Energy Policy Act of 2005 (Ultra-deepwater and Unconventional Resources Program)
Optimizing Development Strategies To Increase Reserves In Unconventional Gas Reservoirs
The goal of this project is to develop new reservoir and decision modeling tools to help operators determine optimal well spacing and completion strategies in unconventional gas reservoirs. These tools should help operators maximize revenue and profitability margins in tight gas reservoir development areas. The new modeling tools will be applied to the Barnett Shale play in Parker County, Texas, and to deep basin tight gas sands in the Berland River area of Alberta, Canada.
Texas Engineering Experiment Station, College Station, TX 77843
The University of Texas at Austin, Austin, TX 78712
Unconventional Gas Resources Canada Operating, Inc. (UGR), Calgary, Alberta, Canada
Pioneer Natural Resources Company, Irving, TX 75039
Most state-of-the-art reservoir modeling approaches require a comprehensive, integrated evaluation of large volumes of geological, geophysical, petrophysical, and engineering data. First, a geological model is built to characterize the estimated distributions of reservoir properties such as porosity and permeability, and then reservoir simulation runs are carried out to predict and optimize the performance of new wells. Unfortunately, such in-depth modeling is time-consuming and expensive, so it is not routinely employed by smaller operators. In addition, these models are generally deterministic and produce a single realization of the reservoir, despite the fact operators face significant uncertainty. This project aims to develop practical reservoir and decision modeling tools that can be utilized by smaller operators who are looking for quick recommendations for optimizing well spacing and completion strategies in tight gas reservoirs.
The reservoir model developed in this project will likely be based on either fast reservoir simulation modeling or “moving window” methods, which involve local analyses in an areal window centered around an existing well. A model-based linear 4D regression equation is applied within each window, and once the regression coefficients are determined, performance can be estimated for infill wells by substituting appropriate values for infill well conditions. This method is fast and relies only upon well location and production data. This project aims to combine a fast, probabilistic reservoir model with a Bayesian decision model for selecting primary and secondary development strategies.
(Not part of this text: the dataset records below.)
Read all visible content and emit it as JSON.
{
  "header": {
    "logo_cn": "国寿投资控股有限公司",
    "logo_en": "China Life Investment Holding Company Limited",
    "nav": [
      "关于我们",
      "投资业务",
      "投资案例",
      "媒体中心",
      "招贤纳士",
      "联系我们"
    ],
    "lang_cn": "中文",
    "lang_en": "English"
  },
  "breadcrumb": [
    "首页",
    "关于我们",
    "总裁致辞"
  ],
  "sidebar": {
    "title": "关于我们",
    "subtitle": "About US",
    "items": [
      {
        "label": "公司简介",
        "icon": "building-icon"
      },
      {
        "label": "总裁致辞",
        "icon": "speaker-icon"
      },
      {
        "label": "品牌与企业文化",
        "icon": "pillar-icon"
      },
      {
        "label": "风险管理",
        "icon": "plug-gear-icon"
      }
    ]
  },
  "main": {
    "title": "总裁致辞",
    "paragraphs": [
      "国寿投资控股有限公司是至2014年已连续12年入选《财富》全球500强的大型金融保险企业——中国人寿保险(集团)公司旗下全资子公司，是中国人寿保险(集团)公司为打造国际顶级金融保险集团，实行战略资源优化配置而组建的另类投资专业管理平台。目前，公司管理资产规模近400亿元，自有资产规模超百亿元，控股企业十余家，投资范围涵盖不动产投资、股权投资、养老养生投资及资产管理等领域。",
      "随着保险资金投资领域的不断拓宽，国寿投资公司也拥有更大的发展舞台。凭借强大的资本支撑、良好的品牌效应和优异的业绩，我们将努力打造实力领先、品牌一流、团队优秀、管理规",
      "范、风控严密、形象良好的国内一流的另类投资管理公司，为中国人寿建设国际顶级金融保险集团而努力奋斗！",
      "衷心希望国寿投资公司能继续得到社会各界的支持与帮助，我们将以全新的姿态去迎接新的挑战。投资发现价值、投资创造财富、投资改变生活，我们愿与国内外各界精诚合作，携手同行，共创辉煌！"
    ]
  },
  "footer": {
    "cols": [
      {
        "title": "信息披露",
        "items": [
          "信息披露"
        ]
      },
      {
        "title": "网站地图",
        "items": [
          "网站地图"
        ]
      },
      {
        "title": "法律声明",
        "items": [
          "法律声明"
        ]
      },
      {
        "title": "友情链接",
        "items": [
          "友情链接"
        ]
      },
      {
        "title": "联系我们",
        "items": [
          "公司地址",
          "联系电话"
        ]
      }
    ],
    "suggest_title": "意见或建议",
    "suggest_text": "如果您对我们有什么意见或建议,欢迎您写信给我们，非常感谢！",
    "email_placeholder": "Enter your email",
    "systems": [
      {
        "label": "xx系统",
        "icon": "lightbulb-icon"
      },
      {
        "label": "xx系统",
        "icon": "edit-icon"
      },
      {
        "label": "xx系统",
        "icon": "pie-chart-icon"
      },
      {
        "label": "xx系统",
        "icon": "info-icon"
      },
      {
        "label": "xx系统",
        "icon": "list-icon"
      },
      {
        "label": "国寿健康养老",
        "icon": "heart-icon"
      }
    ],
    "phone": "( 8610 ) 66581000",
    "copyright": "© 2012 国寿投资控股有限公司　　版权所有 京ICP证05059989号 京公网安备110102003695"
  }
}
The first part of the project will focus on the development of the reservoir model, and the second part will focus on integrating the reservoir model with the decision model and applying the integrated development model to actual unconventional gas reservoirs in Texas and Alberta, Canada. The reservoir and decision model results will be used by the project’s industry partners to design development plans for these reservoirs.
The project will be executed by a team of researchers from Texas A&M University and The University of Texas at Austin, with technical and cost-sharing support provided by UGR and Pioneer, the operators of the reservoirs designated for testing the combined reservoir and decision model.
Deliverables for this project will include: 1) a preliminary version of the reservoir model developed under this project; 2) a preliminary version of the Bayesian decision model developed under this project; 3) an integrated reservoir and decision model to be delivered as software that operates in a readily accessible environment; and 4) reservoir characterization reports and recommendations for optimal spacing and completion strategies for the two test reservoirs, the Barnett Shale in Parker County, Texas, and the Gethring Formation of the Berland River area in Alberta, Canada.
This project is expected to result in reservoir and decision modeling tools that will help operators increase reserves and accelerate production of unconventional gas resources throughout the U.S.
In the near term, these reservoir and decision modeling tools will be used to make specific well spacing and well completion recommendations to TAMU’s industry partners. It is anticipated that Pioneer will implement these recommendations in their Barnett Shale development areas, and UGR will implement project recommendations in their deep basin tight gas play in western Canada.
Over the long term, the project’s reservoir and decision modeling tools may be adopted by additional operators as a quick way to determine optimal well spacing and completion strategies early in the lives of unconventional reservoirs. Such a tool would allow operators to minimize the number of sub-economic wells that are drilled, which not only conserves capital but also reduces the environmental impacts of drilling.
If successful, this project could lead to improved drilling practices in tight gas basins throughout the United States. According to the National Petroleum Council (2007), North America has over 5000 TCF of natural gas resources in shale or tight sand formations. In the lower 48 states, nearly 300 TCF of this is estimated to be technically recoverable. In specific development areas, such as the Barnett Shale, current recovery per well averages just 7% of gas in place, which is far below the 20% that many believe is achievable. The research proposed here would lead to more efficient development of unconventional gas reservoirs and could potentially increase the amount of this gas that is brought to market. Increased domestic gas production would result in increased tax revenues, royalties, and regional economic benefits.
The team developed and tested initial reservoir and decision models of the Gething formation. The reservoir characterization included porosity, permeability, net pay and drainage area as random variables, and included correlation of permeability with porosity. They adjusted permeability and well completion data to calibrate the Gething model against actual production data.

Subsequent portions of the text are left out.